Celebrate National Breast Cancer Awareness Month in October

Breast CancerBreast cancer is one of the most common cancers found in American women, other than skin cancers. So, to increase awareness regarding this, October is observed as National Breast Cancer Awareness Month (NBCAM) (October 1-October 31). NBCAM is an annual international health campaign organized by major breast cancer charities every October to increase awareness of the disease and to raise funds for research into its cause, prevention, diagnosis, treatment and cure. The campaign also offers information and support to those affected by breast cancer. This awareness campaign was founded in 1985 in October as a partnership between the American Cancer Society and the pharmaceutical division of Imperial Chemical Industries.

According to the U.S. Department of Health and Human Services, about one in eight women born today in the U.S. is likely to develop breast cancer at some point of time, because currently, the average risk of a woman in the United States developing breast cancer sometime in her life is about 12%. Breast Cancer Awareness Month helps to increase attention and support for the awareness, early detection and treatment as well as palliative care of this disease. One of the major aims of NBCAM from the beginning has been to promote mammography as the most effective weapon in the fight against breast cancer, because the prerequisite is early detection. Such awareness programs can help many women fight and survive this particular disease because they become knowledgeable about early detection procedures and how symptoms can be managed successfully with advanced treatments.

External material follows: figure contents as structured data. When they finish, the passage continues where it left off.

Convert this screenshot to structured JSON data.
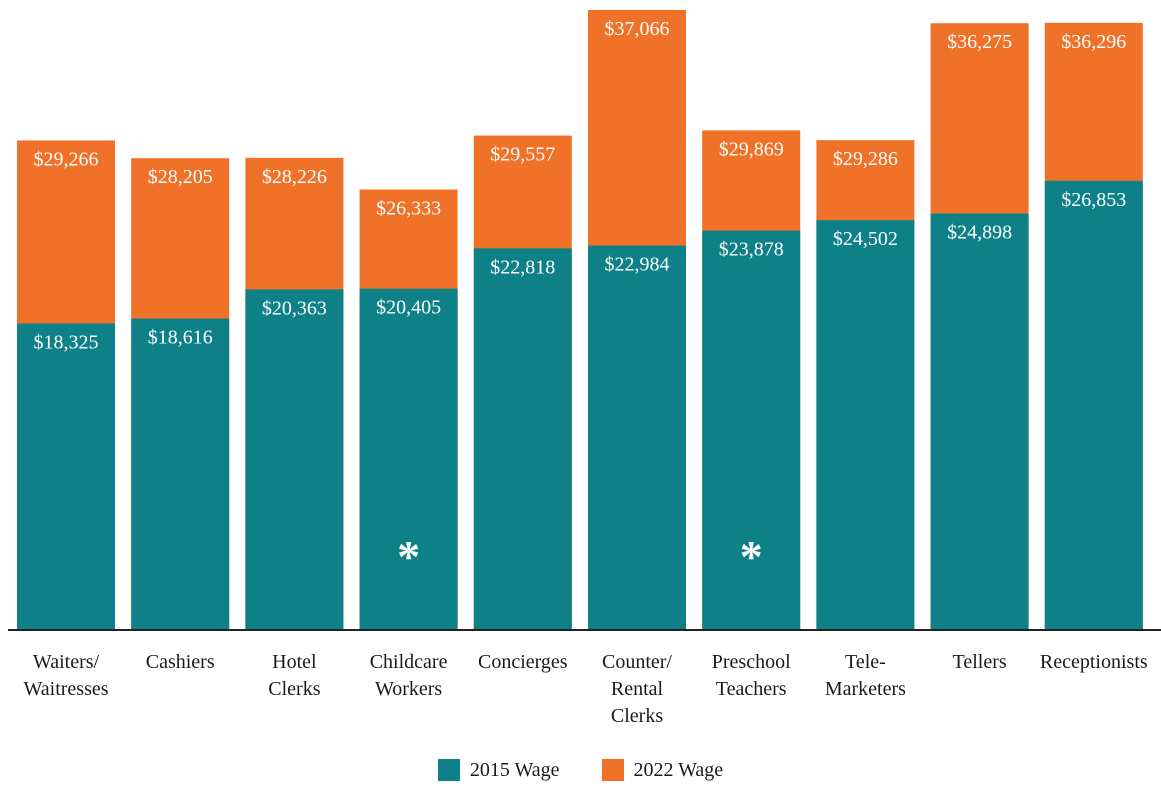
{
  "colors": {
    "wage_2015": "#0e8188",
    "wage_2022": "#f07128",
    "axis": "#222222",
    "bar_label": "#ffffff",
    "category_label": "#1a1a1a",
    "marker": "#ffffff"
  },
  "legend": {
    "items": [
      {
        "label": "2015 Wage",
        "color_key": "wage_2015"
      },
      {
        "label": "2022 Wage",
        "color_key": "wage_2022"
      }
    ]
  },
  "chart_data": {
    "type": "bar",
    "stacked": false,
    "overlapping": true,
    "title": "",
    "xlabel": "",
    "ylabel": "",
    "ylim": [
      0,
      37066
    ],
    "grid": false,
    "legend_position": "bottom-center",
    "categories": [
      [
        "Waiters/",
        "Waitresses"
      ],
      [
        "Cashiers"
      ],
      [
        "Hotel",
        "Clerks"
      ],
      [
        "Childcare",
        "Workers"
      ],
      [
        "Concierges"
      ],
      [
        "Counter/",
        "Rental",
        "Clerks"
      ],
      [
        "Preschool",
        "Teachers"
      ],
      [
        "Tele-",
        "Marketers"
      ],
      [
        "Tellers"
      ],
      [
        "Receptionists"
      ]
    ],
    "series": [
      {
        "name": "2015 Wage",
        "values": [
          18325,
          18616,
          20363,
          20405,
          22818,
          22984,
          23878,
          24502,
          24898,
          26853
        ],
        "labels": [
          "$18,325",
          "$18,616",
          "$20,363",
          "$20,405",
          "$22,818",
          "$22,984",
          "$23,878",
          "$24,502",
          "$24,898",
          "$26,853"
        ]
      },
      {
        "name": "2022 Wage",
        "values": [
          29266,
          28205,
          28226,
          26333,
          29557,
          37066,
          29869,
          29286,
          36275,
          36296
        ],
        "labels": [
          "$29,266",
          "$28,205",
          "$28,226",
          "$26,333",
          "$29,557",
          "$37,066",
          "$29,869",
          "$29,286",
          "$36,275",
          "$36,296"
        ]
      }
    ],
    "markers": [
      {
        "category_index": 3,
        "symbol": "*"
      },
      {
        "category_index": 6,
        "symbol": "*"
      }
    ]
  }
}
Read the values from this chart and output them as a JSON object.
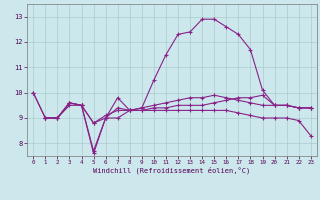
{
  "bg_color": "#cce8ec",
  "grid_color": "#aacccc",
  "line_color": "#882288",
  "xlabel": "Windchill (Refroidissement éolien,°C)",
  "xlim_min": -0.5,
  "xlim_max": 23.5,
  "ylim_min": 7.5,
  "ylim_max": 13.5,
  "xticks": [
    0,
    1,
    2,
    3,
    4,
    5,
    6,
    7,
    8,
    9,
    10,
    11,
    12,
    13,
    14,
    15,
    16,
    17,
    18,
    19,
    20,
    21,
    22,
    23
  ],
  "yticks": [
    8,
    9,
    10,
    11,
    12,
    13
  ],
  "curve1_x": [
    0,
    1,
    2,
    3,
    4,
    5,
    6,
    7,
    8,
    9,
    10,
    11,
    12,
    13,
    14,
    15,
    16,
    17,
    18,
    19,
    20,
    21,
    22,
    23
  ],
  "curve1_y": [
    10.0,
    9.0,
    9.0,
    9.6,
    9.5,
    7.6,
    9.0,
    9.0,
    9.3,
    9.4,
    10.5,
    11.5,
    12.3,
    12.4,
    12.9,
    12.9,
    12.6,
    12.3,
    11.7,
    10.1,
    9.5,
    9.5,
    9.4,
    9.4
  ],
  "curve2_x": [
    0,
    1,
    2,
    3,
    4,
    5,
    6,
    7,
    8,
    9,
    10,
    11,
    12,
    13,
    14,
    15,
    16,
    17,
    18,
    19,
    20,
    21,
    22,
    23
  ],
  "curve2_y": [
    10.0,
    9.0,
    9.0,
    9.6,
    9.5,
    8.8,
    9.0,
    9.4,
    9.3,
    9.3,
    9.4,
    9.4,
    9.5,
    9.5,
    9.5,
    9.6,
    9.7,
    9.8,
    9.8,
    9.9,
    9.5,
    9.5,
    9.4,
    9.4
  ],
  "curve3_x": [
    1,
    2,
    3,
    4,
    5,
    6,
    7,
    8,
    9,
    10,
    11,
    12,
    13,
    14,
    15,
    16,
    17,
    18,
    19,
    20,
    21,
    22,
    23
  ],
  "curve3_y": [
    9.0,
    9.0,
    9.6,
    9.5,
    7.7,
    9.0,
    9.8,
    9.3,
    9.4,
    9.5,
    9.6,
    9.7,
    9.8,
    9.8,
    9.9,
    9.8,
    9.7,
    9.6,
    9.5,
    9.5,
    9.5,
    9.4,
    9.4
  ],
  "curve4_x": [
    1,
    2,
    3,
    4,
    5,
    6,
    7,
    8,
    9,
    10,
    11,
    12,
    13,
    14,
    15,
    16,
    17,
    18,
    19,
    20,
    21,
    22,
    23
  ],
  "curve4_y": [
    9.0,
    9.0,
    9.5,
    9.5,
    8.8,
    9.1,
    9.3,
    9.3,
    9.3,
    9.3,
    9.3,
    9.3,
    9.3,
    9.3,
    9.3,
    9.3,
    9.2,
    9.1,
    9.0,
    9.0,
    9.0,
    8.9,
    8.3
  ]
}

Let’s look at certain common myths that exist about breast cancer, and the actual facts.

Myth 1.

Breast cancer is hereditary:

Many people believe that a woman who has a family history of breast cancer is more likely to get this disease in future. But the fact is that only about 5% to 10% of breast cancers are considered hereditary, which means they are caused by abnormal genes passed from parent to child. Lifestyle and environmental factors can have an impact on breast cancer risk.

Myth 2.

All lumps are cancerous:

A lump is not always cancerous, in fact only a small percentage of breast lumps turn out to be cancer. But if you find a lump in your breast don’t ignore it, instead visit a physician for a clinical breast exam. It’s always good to be concerned in such matters; with the help of breast imaging studies your physician can figure out whether the lump is dangerous or not.

Myth 3.

Bras can be a reason for breast cancer:

According to healthline, a 2014 study showed no significant difference in risk of breast cancer between women wearing and not wearing bras with underwire. The connection between bras and breast cancer isn’t supported by any reputable, peer-reviewed epidemiological journal.

Myth 4.

Antiperspirants and deodorants cause breast cancer:

The U.S. Food and Drug Administration doesn’t have any proof that ingredients in underarm deodorants and antiperspirants cause cancer. Moreover, there is no significant evidence to support the claim that antiperspirants cause breast cancer, either due to toxin buildup or aluminum exposure, because according to the National Cancer Institute, no scientific research has shown that use of deodorants or antiperspirants results in breast cancer.

Myth 5.

Only women get breast cancer:

Breast cancer occurs almost entirely in women, but men too can also get breast cancer. Even though breast cancer in women is approximately 100 times more common than in men, according to healthline, the American Cancer Society estimates that about 2,550 new cases of invasive breast cancer in men will be diagnosed in 2018. Men should also check themselves periodically by doing a breast self-exam while in the shower and report any changes to their physicians.

Early detection of breast cancer is important to avoid further complications. According to the National Breast Cancer Foundation, “when breast cancer is detected early and is in the localized stage, the 5-year relative survival rate is 98%. Early detection includes doing monthly breast self-exams and scheduling regular clinical breast exams and mammograms.”